To some, Microsoft running an ad agency makes about as much sense as eBay placing phone calls over the Internet. But the companies in fact operate in those far-flung business lines, the seeming illogic of which is cause for regular rumors of deal talks that would spin off the appendages.
We hear periodically of eBay in talks with Google about a Skype sale, and, for Microsoft and its ad agency Avenue A / Razorfish, the latest comes courtesy of Advertising Age, which reported over the weekend that deal talks between Redmond and the agency holding company WPP have resumed.
Microsoft picked up Avenue A through its $6 billion purchase of aQuantive last year.

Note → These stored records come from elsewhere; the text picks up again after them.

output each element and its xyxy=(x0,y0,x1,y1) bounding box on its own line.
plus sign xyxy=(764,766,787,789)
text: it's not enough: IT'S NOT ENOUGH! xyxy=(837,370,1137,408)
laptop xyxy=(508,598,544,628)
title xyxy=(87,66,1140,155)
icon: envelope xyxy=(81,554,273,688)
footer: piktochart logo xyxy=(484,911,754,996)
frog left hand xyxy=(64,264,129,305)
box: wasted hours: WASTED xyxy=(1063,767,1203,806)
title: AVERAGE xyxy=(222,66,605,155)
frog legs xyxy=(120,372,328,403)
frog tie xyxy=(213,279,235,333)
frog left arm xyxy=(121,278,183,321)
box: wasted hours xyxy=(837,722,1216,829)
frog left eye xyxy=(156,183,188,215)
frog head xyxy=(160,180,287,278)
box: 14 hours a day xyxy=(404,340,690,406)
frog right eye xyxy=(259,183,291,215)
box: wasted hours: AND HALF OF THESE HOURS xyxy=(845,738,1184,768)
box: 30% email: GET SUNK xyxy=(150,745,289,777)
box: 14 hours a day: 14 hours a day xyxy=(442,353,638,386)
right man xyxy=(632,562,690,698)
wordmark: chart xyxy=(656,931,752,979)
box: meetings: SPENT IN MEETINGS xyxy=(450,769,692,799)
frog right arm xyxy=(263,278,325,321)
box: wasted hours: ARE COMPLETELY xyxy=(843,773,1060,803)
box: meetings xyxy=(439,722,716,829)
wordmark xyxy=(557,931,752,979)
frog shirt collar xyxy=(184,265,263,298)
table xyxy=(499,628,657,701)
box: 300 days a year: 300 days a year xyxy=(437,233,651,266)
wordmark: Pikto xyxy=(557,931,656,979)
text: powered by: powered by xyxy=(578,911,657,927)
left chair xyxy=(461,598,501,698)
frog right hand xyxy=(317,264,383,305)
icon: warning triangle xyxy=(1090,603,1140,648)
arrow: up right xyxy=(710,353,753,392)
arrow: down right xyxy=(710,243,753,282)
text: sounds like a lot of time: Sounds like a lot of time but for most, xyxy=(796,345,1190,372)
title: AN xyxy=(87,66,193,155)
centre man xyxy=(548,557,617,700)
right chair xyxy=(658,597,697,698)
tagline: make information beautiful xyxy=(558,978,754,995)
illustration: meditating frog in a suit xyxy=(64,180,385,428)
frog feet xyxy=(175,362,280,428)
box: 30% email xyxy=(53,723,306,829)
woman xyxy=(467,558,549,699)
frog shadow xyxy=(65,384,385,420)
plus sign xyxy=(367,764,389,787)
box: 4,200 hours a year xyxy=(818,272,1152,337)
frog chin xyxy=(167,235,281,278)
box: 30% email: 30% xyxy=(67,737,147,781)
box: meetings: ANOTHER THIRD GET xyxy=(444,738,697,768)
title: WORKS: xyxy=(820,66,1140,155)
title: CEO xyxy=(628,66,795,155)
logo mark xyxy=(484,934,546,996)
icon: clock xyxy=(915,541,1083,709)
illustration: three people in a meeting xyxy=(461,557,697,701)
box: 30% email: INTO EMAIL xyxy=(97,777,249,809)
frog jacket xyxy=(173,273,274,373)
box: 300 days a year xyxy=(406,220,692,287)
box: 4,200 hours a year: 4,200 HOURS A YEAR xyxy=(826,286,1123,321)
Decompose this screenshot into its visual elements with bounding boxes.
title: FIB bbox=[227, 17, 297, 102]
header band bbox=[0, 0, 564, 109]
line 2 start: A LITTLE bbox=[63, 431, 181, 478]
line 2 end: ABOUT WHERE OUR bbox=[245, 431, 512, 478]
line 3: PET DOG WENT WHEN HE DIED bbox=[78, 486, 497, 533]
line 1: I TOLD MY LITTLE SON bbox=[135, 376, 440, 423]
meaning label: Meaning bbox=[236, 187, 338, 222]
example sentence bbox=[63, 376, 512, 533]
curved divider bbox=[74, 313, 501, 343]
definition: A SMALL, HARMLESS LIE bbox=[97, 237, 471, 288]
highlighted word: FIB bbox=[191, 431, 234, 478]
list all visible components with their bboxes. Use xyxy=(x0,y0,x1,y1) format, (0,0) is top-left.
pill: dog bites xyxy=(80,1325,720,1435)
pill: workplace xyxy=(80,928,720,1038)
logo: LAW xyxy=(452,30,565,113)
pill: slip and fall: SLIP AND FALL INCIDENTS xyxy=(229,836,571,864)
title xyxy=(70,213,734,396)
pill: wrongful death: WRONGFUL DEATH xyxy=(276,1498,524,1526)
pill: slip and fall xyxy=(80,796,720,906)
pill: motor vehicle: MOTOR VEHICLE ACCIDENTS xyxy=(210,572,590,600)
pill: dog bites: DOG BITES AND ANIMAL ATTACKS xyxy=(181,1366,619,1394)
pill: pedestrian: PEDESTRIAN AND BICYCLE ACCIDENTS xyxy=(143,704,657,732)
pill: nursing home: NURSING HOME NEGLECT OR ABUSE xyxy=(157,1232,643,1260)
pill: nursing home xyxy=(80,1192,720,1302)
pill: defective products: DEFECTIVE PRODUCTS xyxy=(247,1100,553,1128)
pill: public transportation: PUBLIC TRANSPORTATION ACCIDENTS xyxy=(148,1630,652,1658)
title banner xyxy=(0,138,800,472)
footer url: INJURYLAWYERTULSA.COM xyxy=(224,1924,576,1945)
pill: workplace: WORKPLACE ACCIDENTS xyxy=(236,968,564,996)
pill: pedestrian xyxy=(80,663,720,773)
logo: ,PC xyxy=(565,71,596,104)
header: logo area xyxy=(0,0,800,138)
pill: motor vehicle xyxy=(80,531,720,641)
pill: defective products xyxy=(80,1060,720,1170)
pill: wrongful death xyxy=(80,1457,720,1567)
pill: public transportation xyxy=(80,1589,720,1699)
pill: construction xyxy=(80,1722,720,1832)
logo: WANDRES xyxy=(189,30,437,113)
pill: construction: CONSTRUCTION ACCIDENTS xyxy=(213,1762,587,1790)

That acquisition brought into Microsoft’s fold aQuantive’s Atlas technology and the DrivePM ad network, but many people at the time questioned the wisdom of the software giant running an interactive agency. The price tag also seemed a little steep, particularly given that it was nearly twice as much as Google had paid for aQuantive-rival DoubleClick weeks earlier, a company that Microsoft had actively pursued.
The reported deal would see Microsoft spin off the agency to WPP in exchange for cash and the ad-serving technology of 24/7 Real Media, which WPP acquired last May.
Microsoft did not immediately offer a comment on the reported talks with WPP, but the company has previously explained to me that they make a conscious policy of operating the agency at arm’s length. That approach is due in part to the potential conflict of interest that could arise from the work that Avenue A does with competitors to Microsoft (similar to Google recently unloading the SEM portion of DoubleClick to WPP rival Publicis Groupe), and part, I suspect, because Microsoft really doesn’t have an interest in running an ad agency.